Nehemiah 2:3 - Coke's Commentary on the Holy Bible

Bible Comments

Why should not my countenance be sad, &c.— There is a piety due to one's own country, which cannot be extinguished by the pleasure or plenty of any other. It is no weakness to be deeply affected with the misfortunes or for the death of our nearest friends and relations, at what distance soever we are from them; nor can any prosperity in another country hinder or excuse a man from being grieved for a calamity which befals his own. Nehemiah was in no mean station when he was cup-bearer to Artaxerxes; and we may very reasonably believe, by the grace and bounty which the king shewed him, that he might have had great preferment in that flourishing empire, if he had asked it; yet, when that great king discerned that there was sorrow of heart in his countenance, and demanded the reason of it, he made no other excuse than this: the place of my fathers' sepulchres lieth waste: and when the king so graciously invited him to ask some favour worthy of his royal bounty, he would require nothing else but, Send me unto Judah, unto the city of my fathers' sepulchres, that I may build it. A generous spirit can think of nothing but relieving his country, while it is under a general misery, and calamity.

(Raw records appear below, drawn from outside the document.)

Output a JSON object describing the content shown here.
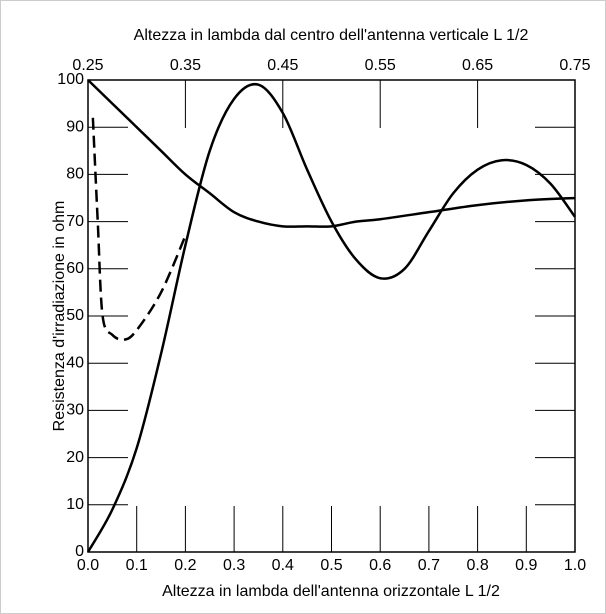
{
  "chart_data": {
    "type": "line",
    "x2label": "Altezza in lambda dal centro dell'antenna verticale L 1/2",
    "xlabel": "Altezza in lambda dell'antenna orizzontale L 1/2",
    "ylabel": "Resistenza d'irradiazione in ohm",
    "xlim": [
      0,
      1
    ],
    "xticks": [
      {
        "value": 0,
        "label": "0.0"
      },
      0.1,
      0.2,
      0.3,
      0.4,
      0.5,
      0.6,
      0.7,
      0.8,
      0.9,
      {
        "value": 1,
        "label": "1.0"
      }
    ],
    "x2lim": [
      0.25,
      0.75
    ],
    "x2ticks": [
      0.25,
      0.35,
      0.45,
      0.55,
      0.65,
      0.75
    ],
    "ylim": [
      0,
      100
    ],
    "yticks": [
      0,
      10,
      20,
      30,
      40,
      50,
      60,
      70,
      80,
      90,
      100
    ],
    "series": [
      {
        "color": "#000000",
        "linestyle": "solid",
        "x": [
          0,
          0.05,
          0.1,
          0.15,
          0.2,
          0.25,
          0.3,
          0.35,
          0.4,
          0.45,
          0.5,
          0.55,
          0.6,
          0.65,
          0.7,
          0.75,
          0.8,
          0.85,
          0.9,
          0.95,
          1.0
        ],
        "values": [
          0,
          9,
          22,
          42,
          65,
          85,
          96,
          99,
          93,
          81,
          70,
          62,
          58,
          60,
          68,
          76,
          81,
          83,
          82,
          78,
          71
        ]
      },
      {
        "color": "#000000",
        "linestyle": "solid",
        "axis": "x2",
        "x": [
          0.25,
          0.275,
          0.3,
          0.325,
          0.35,
          0.375,
          0.4,
          0.425,
          0.45,
          0.475,
          0.5,
          0.525,
          0.55,
          0.6,
          0.65,
          0.7,
          0.75
        ],
        "values": [
          100,
          95,
          90,
          85,
          80,
          76,
          72,
          70,
          69,
          69,
          69,
          70,
          70.5,
          72,
          73.5,
          74.5,
          75
        ]
      },
      {
        "color": "#000000",
        "linestyle": "dashed",
        "x": [
          0.01,
          0.02,
          0.03,
          0.05,
          0.075,
          0.1,
          0.15,
          0.2
        ],
        "values": [
          92,
          70,
          50,
          46,
          45,
          47,
          55,
          67
        ]
      }
    ]
  }
}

Note; (1.) When we take in hand God's work, we cannot but be deeply concerned for the success. (2.) The afflictions of God's church and people draw forth the sympathetic tear from every friend of Zion. (3.) In our passage through this mortal vale, the best of men must expect to meet with trials. (4.) There is a king who minutes our sorrows, and will not suffer us to mourn long.

Nehemiah 2:3

3 And said unto the king, Let the king live for ever: why should not my countenance be sad, when the city, the place of my fathers' sepulchres, lieth waste, and the gates thereof are consumed with fire?